Nigel Roberts

Everyone is desperate for content. Widely acknowledged as essential in delivering an exceptional brand experience for the modern consumer, ‘content’ is an increasingly important part of the mix.

In this year’s Finance Marketing Survey, we discovered that 77% of finance marketers are increasing their investment in content in 2018/19, by far the largest increase in any area of spending for finance marketers.

However, despite the increased focus on content, its effectiveness remains in question. Not because it isn’t hugely effective – it clearly is – but because more often than not, the content being produced is not designed for its audience.

The problem with content creation

Many marketers are still trapped in the notion of ‘creating copy’, ‘doing videos’ and sending the dreaded ‘newsletter’ – content for the sake of doing content.

Content creation is a traditional approach that falls short of meeting audience needs. Marketers often create content that is more focused on what it wants to say than what the user needs to know.

Instead of creating content, it’s time to start designing it, changing how you build your model of engaging with your audiences through content to focus on them and their needs.

Build on your foundations

Let me acknowledge, if you are creating regular content, that’s a good start.

Getting into the habit of delivering content is the hardest one to establish and if you have a content plan, you’ve completed the first step.

If you’ve deployed marketing automation (MA) and are providing nurture content, then you’re ahead of most. You may even have integrated your MA with your other systems (CRM and website) to close the loop on your content and customer behaviour. If you have, then you have the tools in place to fulfil content design.

Now you just need to connect your tools with your customers and shifting to a content design approach should be your next step.

What is content design?

I’ve seen a few definitions and while this is peak jargon, this one sums it up well:

‘Content design is a systematic and evidence-based methodology for guiding marketers to create content that meets the needs of your audiences along their journey.’

In plain English, it’s creating content that aligns with the needs of your customers.

At this point it’s probably a good idea to address the concept of content. In this context, content is considered anything that can be read, viewed, or listened to by your prospects and customers throughout their experience with you.

While much of the focus of content design is on digital channels, it’s a discipline that should be applied across every touchpoint if it’s to be delivered effectively.

This includes digital copy, video, podcasts, editorial, call centre scripts, printed collateral, forms and any other media where your content is designed to help your audience achieve a goal, complete a task, or make a decision.

The reason for calling the process ‘design’ is that it comes from a human centered design methodology and aligns closely with service design, focusing on addressing points in a customer’s journey and meeting their needs.

Why content design is the answer

Content design approaches the creation of content from a fundamentally different perspective – your customers’.

This is why traditional content that is more focused on what it wants to say than what the user needs to know flounders.
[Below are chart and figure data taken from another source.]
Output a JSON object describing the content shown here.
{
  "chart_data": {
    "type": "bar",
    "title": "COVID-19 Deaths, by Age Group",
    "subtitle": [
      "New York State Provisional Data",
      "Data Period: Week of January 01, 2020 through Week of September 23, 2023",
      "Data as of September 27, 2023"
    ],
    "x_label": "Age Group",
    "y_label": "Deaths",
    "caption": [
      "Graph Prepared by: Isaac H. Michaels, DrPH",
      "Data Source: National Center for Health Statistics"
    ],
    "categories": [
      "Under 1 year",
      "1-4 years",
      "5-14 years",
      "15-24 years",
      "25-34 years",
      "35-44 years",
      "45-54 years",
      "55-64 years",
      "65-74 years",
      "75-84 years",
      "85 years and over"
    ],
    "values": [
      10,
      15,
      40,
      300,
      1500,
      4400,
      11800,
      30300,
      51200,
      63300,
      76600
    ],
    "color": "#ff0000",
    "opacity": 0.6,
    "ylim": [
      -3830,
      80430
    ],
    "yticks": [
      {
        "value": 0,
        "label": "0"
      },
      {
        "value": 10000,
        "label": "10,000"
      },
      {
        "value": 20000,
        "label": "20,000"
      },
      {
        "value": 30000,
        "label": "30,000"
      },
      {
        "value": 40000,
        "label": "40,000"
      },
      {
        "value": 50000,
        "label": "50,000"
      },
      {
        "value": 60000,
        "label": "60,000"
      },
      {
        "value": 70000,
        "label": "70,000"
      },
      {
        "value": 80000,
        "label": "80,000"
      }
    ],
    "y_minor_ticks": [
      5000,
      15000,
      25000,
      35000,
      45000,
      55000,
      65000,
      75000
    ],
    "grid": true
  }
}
It makes content difficult to understand and act on.

Good content design empowers your customers to do or find out what they need simply and quickly using the most appropriate content format available. It is based on insights about their behaviour, analytics and feedback.
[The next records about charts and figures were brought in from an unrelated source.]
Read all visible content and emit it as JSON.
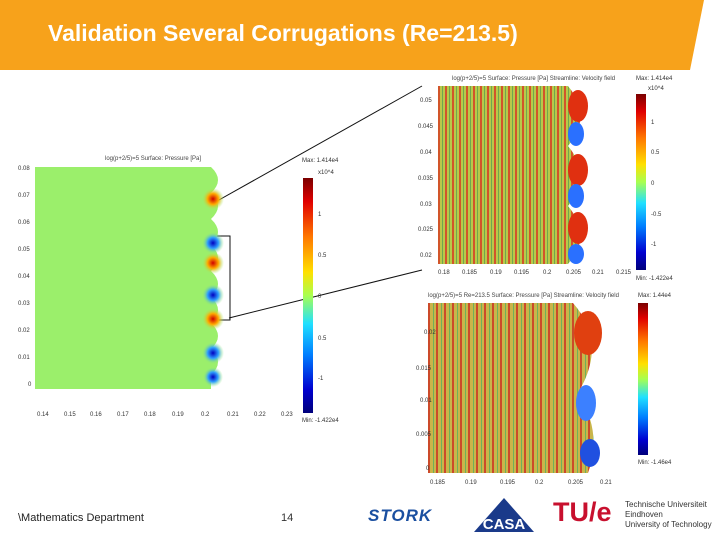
{
  "header": {
    "title": "Validation Several Corrugations (Re=213.5)",
    "accent_color": "#f7a21b"
  },
  "footer": {
    "department": "\\Mathematics Department",
    "page_number": "14"
  },
  "plot_main": {
    "title": "log(p+2/5)=5 Surface: Pressure [Pa]",
    "cbar_max": "Max: 1.414e4",
    "cbar_scale": "x10^4",
    "cbar_ticks": [
      "1",
      "0.5",
      "0",
      "0.5",
      "-1"
    ],
    "cbar_min": "Min: -1.422e4",
    "y_ticks": [
      "0.08",
      "0.07",
      "0.06",
      "0.05",
      "0.04",
      "0.03",
      "0.02",
      "0.01",
      "0"
    ],
    "x_ticks": [
      "0.14",
      "0.15",
      "0.16",
      "0.17",
      "0.18",
      "0.19",
      "0.2",
      "0.21",
      "0.22",
      "0.23"
    ]
  },
  "plot_zoom_top": {
    "title": "log(p+2/5)=5 Surface: Pressure [Pa] Streamline: Velocity field",
    "cbar_max": "Max: 1.414e4",
    "cbar_scale": "x10^4",
    "cbar_ticks": [
      "1",
      "0.5",
      "0",
      "-0.5",
      "-1"
    ],
    "cbar_min": "Min: -1.422e4",
    "y_ticks": [
      "0.05",
      "0.045",
      "0.04",
      "0.035",
      "0.03",
      "0.025",
      "0.02"
    ],
    "x_ticks": [
      "0.18",
      "0.185",
      "0.19",
      "0.195",
      "0.2",
      "0.205",
      "0.21",
      "0.215"
    ]
  },
  "plot_zoom_bottom": {
    "title": "log(p+2/5)=5 Re=213.5 Surface: Pressure [Pa] Streamline: Velocity field",
    "cbar_max": "Max: 1.44e4",
    "cbar_min": "Min: -1.46e4",
    "y_ticks": [
      "0.02",
      "0.015",
      "0.01",
      "0.005",
      "0"
    ],
    "x_ticks": [
      "0.185",
      "0.19",
      "0.195",
      "0.2",
      "0.205",
      "0.21"
    ]
  },
  "logos": {
    "stork": "STORK",
    "casa": "CASA",
    "tue": "TU/e",
    "tue_text": [
      "Technische Universiteit",
      "Eindhoven",
      "University of Technology"
    ]
  }
}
It also allows you to create content to meet the individual needs of your customers. It’s not a one size fits all approach. It’s designed to deliver outcomes that meet the specific needs you’ve identified for your

How does it work?

Content design places people at the heart of a product or service. Aligning with a service design process, or being based on existing customer insights and journeys, it builds your content directly around our users’ needs.

In essence, content design:

  • Uses empathy as a design tool
  • Is delivered through sprints or other fast iterations
  • Uses customer feedback and insights to refine your outcomes
  • Creates positive experiences with every interaction

Content design uses the double diamond approach, similar to other service design approaches:

This should be a rapid process, focusing on key interactions and actions, as a standalone part of, or within an entire journey.

It allows for the creation and testing of multiple pieces of content within one sprint. These can be micro content, like a message on a pop-up on a website, or a piece of animated video content, each piece adding to the overall experience and providing consistency and performing a task across your customers’ journey.

Don’t forget your empathy

One last thing to remember is applying empathy is the cornerstone of content design.

By understanding your audiences’ emotional and rational needs, you can build content that empowers them to meet that need and to move on.

This is the essence of content design, to create content pieces that address diverse needs successfully.

It allows you to consider the broader context of their journey and the function of your content. For example:

  • How did they arrive at your content – where did they come from and what do they know already?
  • Are they informed, or do you need to inform them?
  • The goals and motivations that brought them to the content
  • What do they want to do next? How will you help them do that?

It also means is that you may end up producing multiple versions of a single piece of content designed to meet the needs of your customers’ personas.

But if those content pieces actually deliver a more positive experience and outcomes for you and customers, then isn’t that the whole point of creating content in the first place?